Many Albertans may be surprised to learn that Imrie Park is, technically speaking, not a provincial park.
Located a half-hour drive northwest of Edmonton, it’s a beautiful natural area with camping opportunities, a picnic area, groomed trails and places to observe wildlife. Most people visiting Imrie Park will not notice that it’s different than other provincial parks.
So, if Imrie Park looks like a provincial park, operates like a provincial park, and is even called a park, why isn’t it one?
Imrie Park is one of nine Parks and Wildlife Ventures (PWV) land holdings, part of a program that allowed people to donate land to the provincial government in trust for public use. Mary Louise Imrie, the first woman architect in Edmonton, donated the land now known as Imrie Park in 1988.

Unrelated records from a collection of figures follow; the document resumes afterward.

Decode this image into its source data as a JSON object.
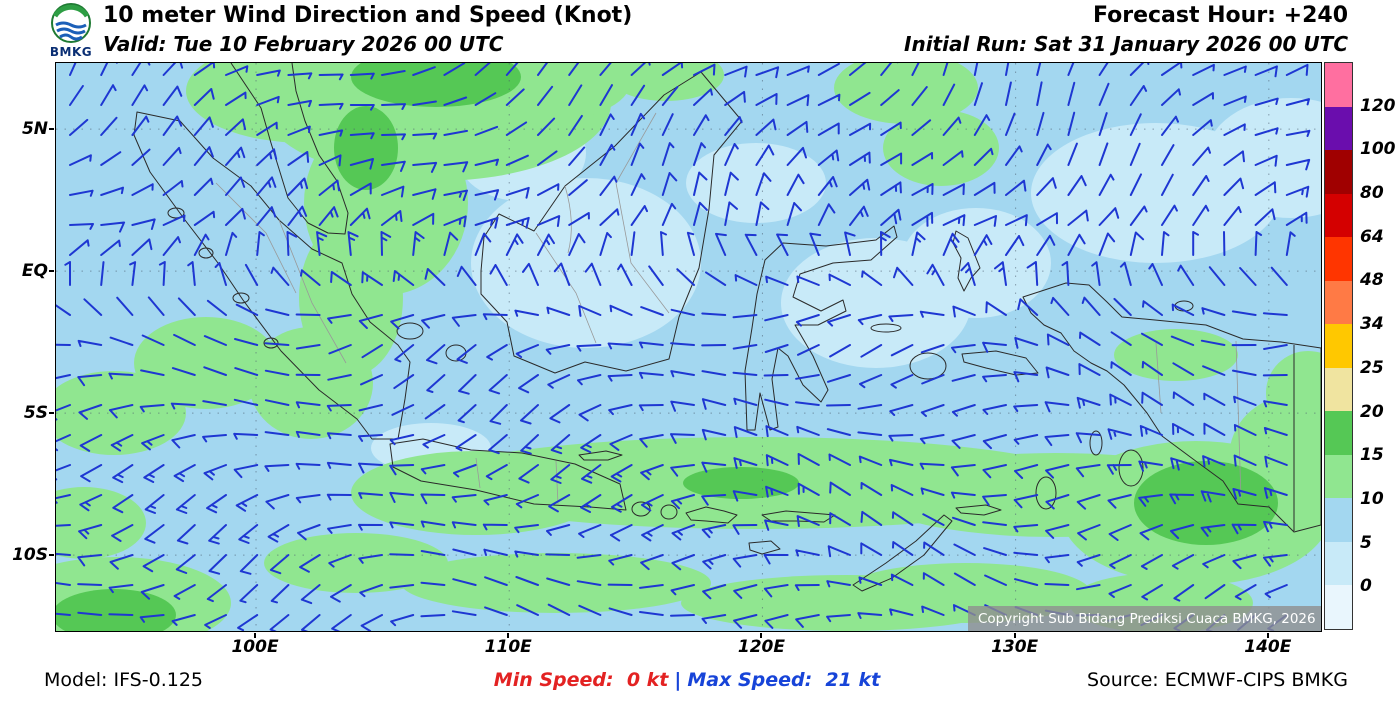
{
  "header": {
    "logo_text": "BMKG",
    "title": "10 meter Wind Direction and Speed (Knot)",
    "valid_line": "Valid: Tue 10 February 2026 00 UTC",
    "forecast_hour": "Forecast Hour: +240",
    "initial_run": "Initial Run: Sat 31 January 2026 00 UTC"
  },
  "map": {
    "copyright": "Copyright Sub Bidang Prediksi Cuaca BMKG, 2026",
    "lat_ticks": [
      {
        "label": "5N",
        "lat": 5
      },
      {
        "label": "EQ",
        "lat": 0
      },
      {
        "label": "5S",
        "lat": -5
      },
      {
        "label": "10S",
        "lat": -10
      }
    ],
    "lon_ticks": [
      {
        "label": "100E",
        "lon": 100
      },
      {
        "label": "110E",
        "lon": 110
      },
      {
        "label": "120E",
        "lon": 120
      },
      {
        "label": "130E",
        "lon": 130
      },
      {
        "label": "140E",
        "lon": 140
      }
    ],
    "colors": {
      "sea_5_10_kt": "#A3D7F0",
      "calm_0_5_kt": "#C8EAF8",
      "moderate_10_15_kt": "#90E690",
      "strong_15_20_kt": "#55C855",
      "wind_barb": "#1E37D2"
    }
  },
  "legend": {
    "boundaries_top_to_bottom": [
      "120",
      "100",
      "80",
      "64",
      "48",
      "34",
      "25",
      "20",
      "15",
      "10",
      "5",
      "0"
    ],
    "band_colors_top_to_bottom": [
      "#FF6FA0",
      "#6A0DAD",
      "#A00000",
      "#D40000",
      "#FF3500",
      "#FF7A45",
      "#FFC800",
      "#F0E4A0",
      "#55C855",
      "#90E690",
      "#A3D7F0",
      "#C8EAF8",
      "#E9F6FD"
    ]
  },
  "footer": {
    "model": "Model: IFS-0.125",
    "min_speed": "Min Speed:  0 kt",
    "separator": "|",
    "max_speed": "Max Speed:  21 kt",
    "source": "Source: ECMWF-CIPS BMKG"
  },
  "chart_data": {
    "type": "heatmap",
    "title": "10 meter Wind Direction and Speed (Knot)",
    "units": "knot",
    "region": "Indonesia",
    "lon_ticks": [
      "100E",
      "110E",
      "120E",
      "130E",
      "140E"
    ],
    "lat_ticks": [
      "5N",
      "EQ",
      "5S",
      "10S"
    ],
    "speed_scale_boundaries_kt": [
      0,
      5,
      10,
      15,
      20,
      25,
      34,
      48,
      64,
      80,
      100,
      120
    ],
    "min_speed_kt": 0,
    "max_speed_kt": 21,
    "forecast_hour": "+240",
    "valid_time": "Tue 10 February 2026 00 UTC",
    "initial_run": "Sat 31 January 2026 00 UTC",
    "model": "IFS-0.125",
    "source": "ECMWF-CIPS BMKG"
  }
}
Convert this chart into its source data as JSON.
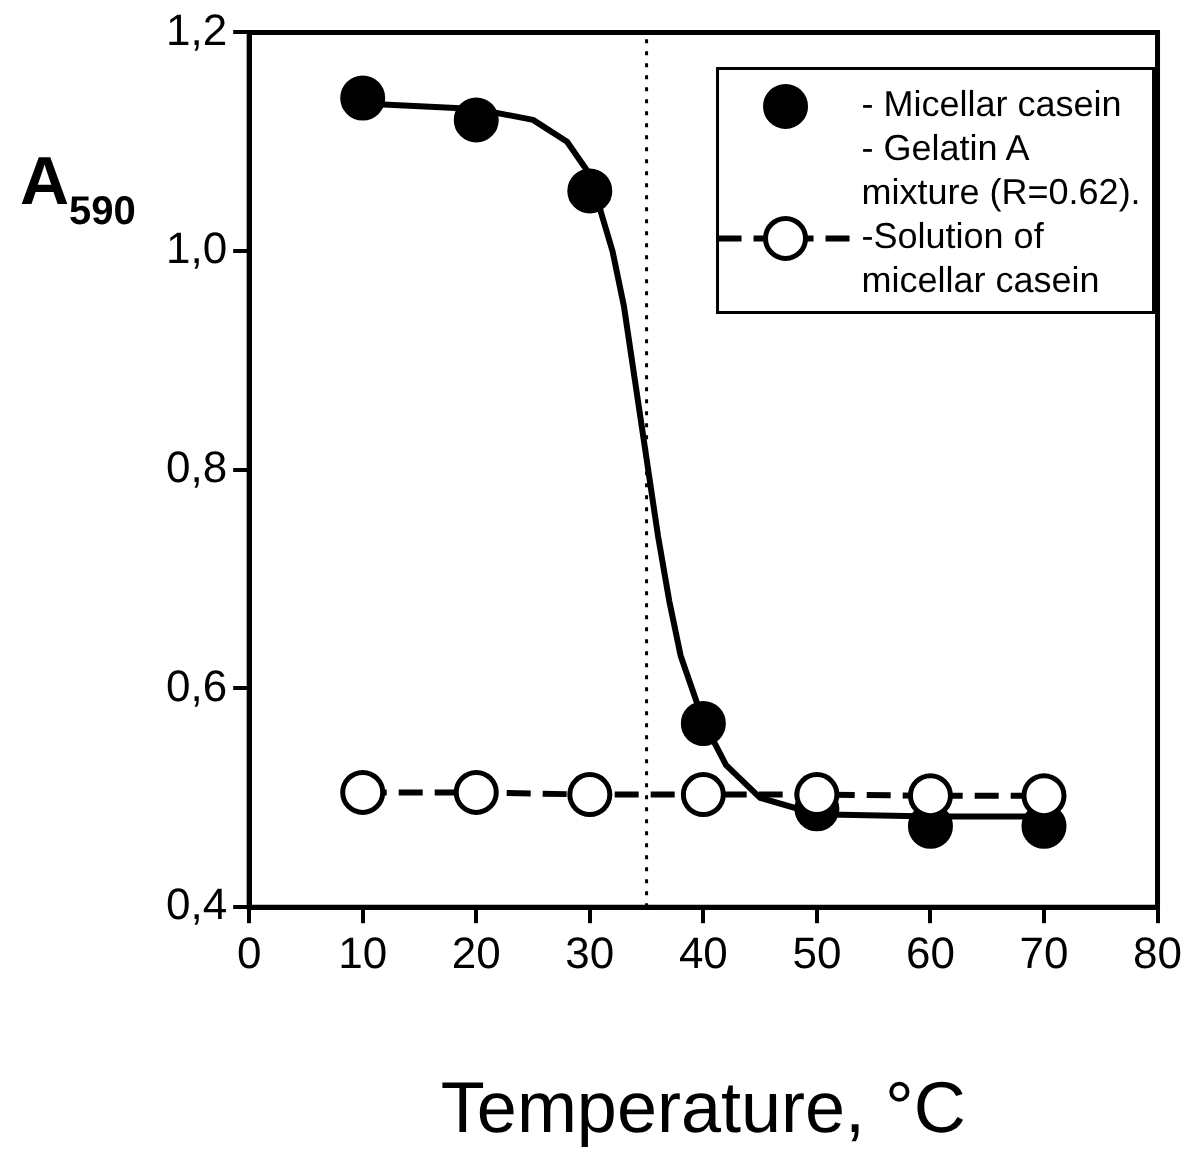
{
  "chart_data": {
    "type": "scatter",
    "xlabel": "Temperature, °C",
    "ylabel": "A$_{590}$",
    "xlim": [
      0,
      80
    ],
    "xticks": [
      0,
      10,
      20,
      30,
      40,
      50,
      60,
      70,
      80
    ],
    "ylim": [
      0.4,
      1.2
    ],
    "yticks": [
      {
        "value": 0.4,
        "label": "0,4"
      },
      {
        "value": 0.6,
        "label": "0,6"
      },
      {
        "value": 0.8,
        "label": "0,8"
      },
      {
        "value": 1.0,
        "label": "1,0"
      },
      {
        "value": 1.2,
        "label": "1,2"
      }
    ],
    "grid": false,
    "legend": "top right",
    "series": [
      {
        "name": "- Micellar casein - Gelatin A mixture (R=0.62).",
        "type": "scatter",
        "color": "#000000",
        "marker": "circle",
        "x": [
          10,
          20,
          30,
          40,
          50,
          60,
          70
        ],
        "values": [
          1.14,
          1.12,
          1.055,
          0.568,
          0.49,
          0.474,
          0.474
        ]
      },
      {
        "type": "line",
        "color": "#000000",
        "marker": "none",
        "line_style": "solid",
        "x": [
          10,
          20,
          25,
          28,
          30,
          32,
          33,
          34,
          35,
          36,
          37,
          38,
          40,
          42,
          45,
          50,
          60,
          70
        ],
        "values": [
          1.135,
          1.13,
          1.12,
          1.1,
          1.07,
          1.0,
          0.95,
          0.88,
          0.81,
          0.74,
          0.68,
          0.63,
          0.57,
          0.53,
          0.5,
          0.485,
          0.483,
          0.483
        ]
      },
      {
        "name": "-Solution of micellar casein",
        "type": "line",
        "color": "#000000",
        "marker": "circle",
        "line_style": "dashed",
        "x": [
          10,
          20,
          30,
          40,
          50,
          60,
          70
        ],
        "values": [
          0.505,
          0.505,
          0.503,
          0.503,
          0.503,
          0.502,
          0.502
        ]
      }
    ],
    "ref_lines": [
      {
        "axis": "x",
        "value": 35,
        "line_style": "dotted",
        "color": "#000000"
      }
    ]
  }
}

While most land trusts focus on conservation values only, with passive recreation often an afterthought, the PWV program is concerned with conservation and outdoor recreational opportunities.
The program, initiated in 1988, at one point featured 23 properties, with more than 2,600 acres of land. All of these properties are still fulfilling their mandates, but most have been legally transferred to other organizations such as conservation associations. These properties continue to fulfill the PWV mandate to preserve wildlife habitat, ensure watershed protection and provide recreational values to Albertans for generations to come.

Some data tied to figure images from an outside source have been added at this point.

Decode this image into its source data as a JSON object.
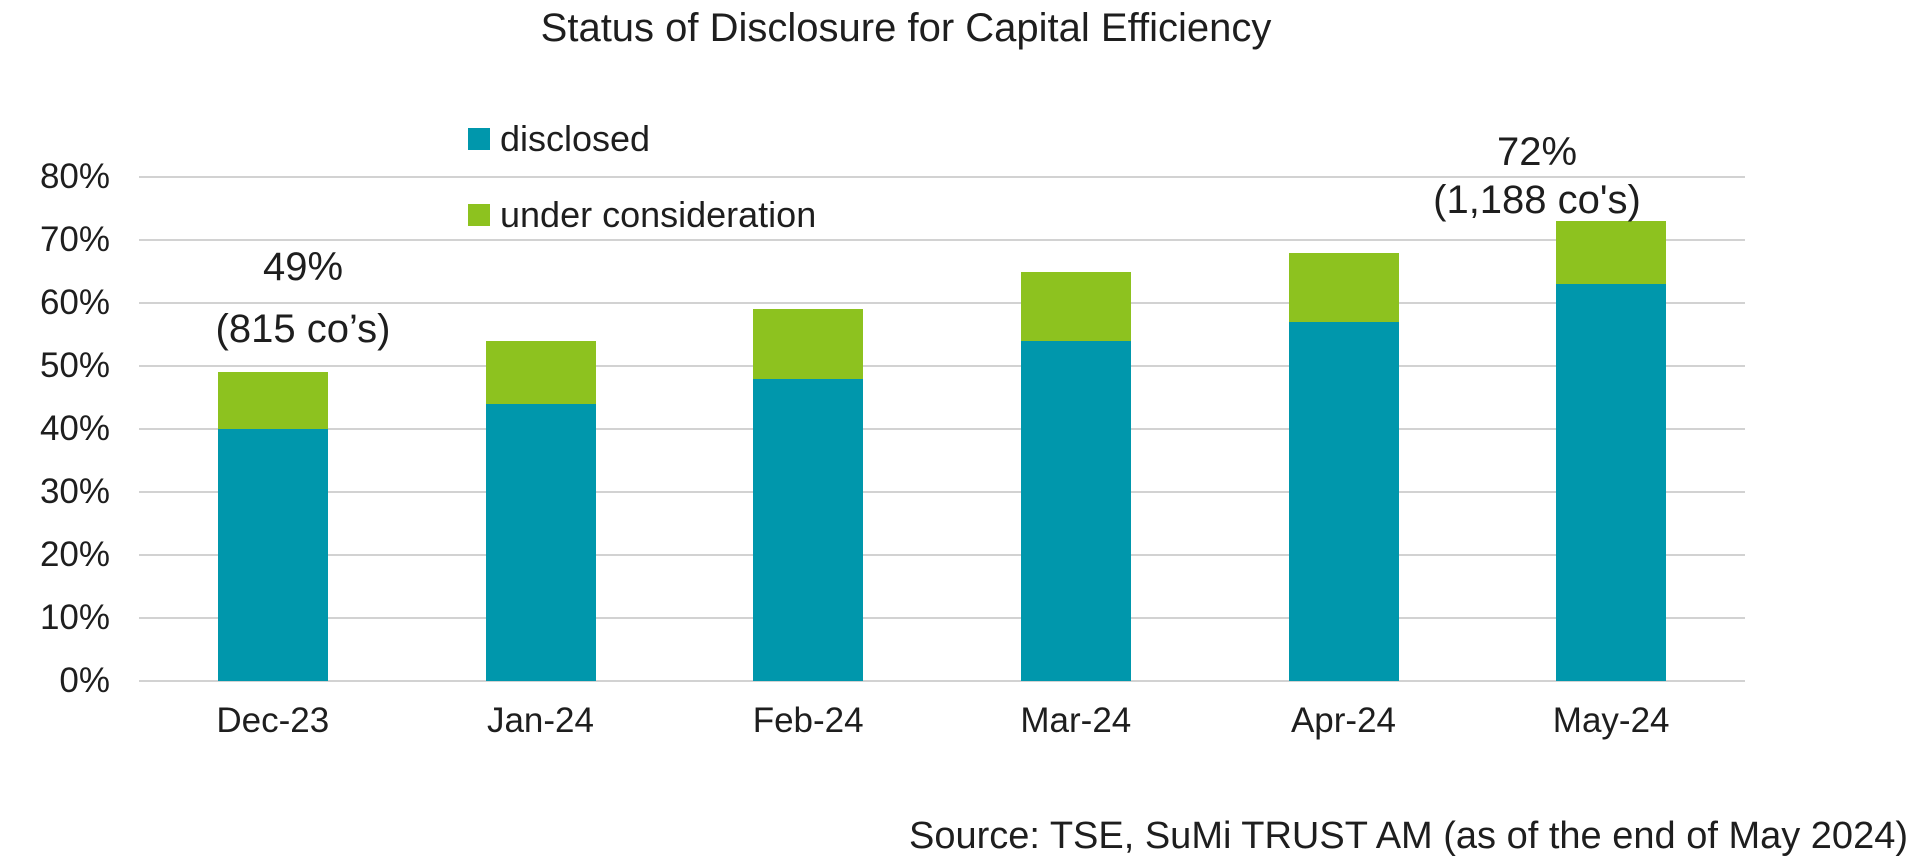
{
  "title": "Status of Disclosure for Capital Efficiency",
  "source_note": "Source: TSE, SuMi TRUST AM (as of the end of May 2024)",
  "chart_data": {
    "type": "bar",
    "stacked": true,
    "title": "Status of Disclosure for Capital Efficiency",
    "categories": [
      "Dec-23",
      "Jan-24",
      "Feb-24",
      "Mar-24",
      "Apr-24",
      "May-24"
    ],
    "series": [
      {
        "name": "disclosed",
        "color": "#0097AC",
        "values": [
          40,
          44,
          48,
          54,
          57,
          63
        ]
      },
      {
        "name": "under consideration",
        "color": "#8DC21F",
        "values": [
          9,
          10,
          11,
          11,
          11,
          10
        ]
      }
    ],
    "stack_totals_pct": [
      49,
      54,
      59,
      65,
      68,
      73
    ],
    "yticks": [
      0,
      10,
      20,
      30,
      40,
      50,
      60,
      70,
      80
    ],
    "ytick_labels": [
      "0%",
      "10%",
      "20%",
      "30%",
      "40%",
      "50%",
      "60%",
      "70%",
      "80%"
    ],
    "ylim": [
      0,
      80
    ],
    "xlabel": "",
    "ylabel": "",
    "grid": true,
    "legend_position": "upper-left-inside",
    "annotations": [
      {
        "category": "Dec-23",
        "line1": "49%",
        "line2": "(815 co’s)"
      },
      {
        "category": "May-24",
        "line1": "72%",
        "line2": "(1,188 co's)"
      }
    ],
    "colors": {
      "grid": "#D2D2D2",
      "text": "#1E1E1E",
      "background": "#FFFFFF"
    }
  }
}
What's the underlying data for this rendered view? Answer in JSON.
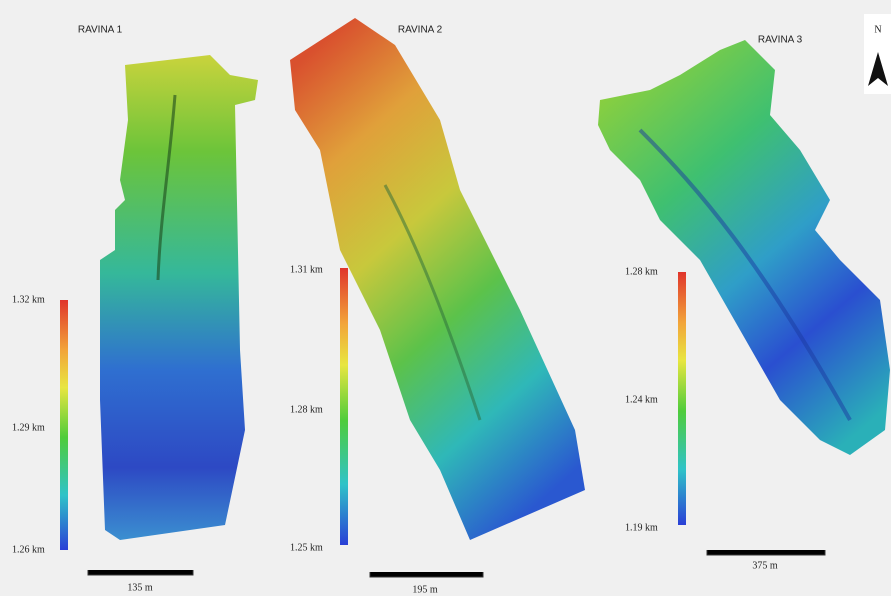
{
  "north": "N",
  "panels": [
    {
      "title": "RAVINA 1",
      "colorbar_labels": [
        "1.32 km",
        "1.29 km",
        "1.26 km"
      ],
      "scale_label": "135 m"
    },
    {
      "title": "RAVINA 2",
      "colorbar_labels": [
        "1.31 km",
        "1.28 km",
        "1.25 km"
      ],
      "scale_label": "195 m"
    },
    {
      "title": "RAVINA 3",
      "colorbar_labels": [
        "1.28 km",
        "1.24 km",
        "1.19 km"
      ],
      "scale_label": "375 m"
    }
  ]
}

Each of the nine existing PWV land holdings has specific rules surrounding on how the land is used, based on the wishes of the people who donated it. At Imrie Park, camping, skiing and camp fires are allowed, but hunting, horses and off-highway vehicles are not permitted. The restrictions for each land holding are posted at the site, and on the Environment and Parks web pages.
Depending on what you’re planning to do, some of these locations can be a great alternative to the more well-known provincial parks. A map showing where they are located can be found here.
Although the program is no longer accepting donations, PWV still brings together landowners, community groups, industry, government agencies, volunteers and individual donors. In partnership, these groups work to achieve conservation goals across the Alberta landscape.
We encourage Albertans to visit these sites and enjoy the benefits of this unique Alberta program.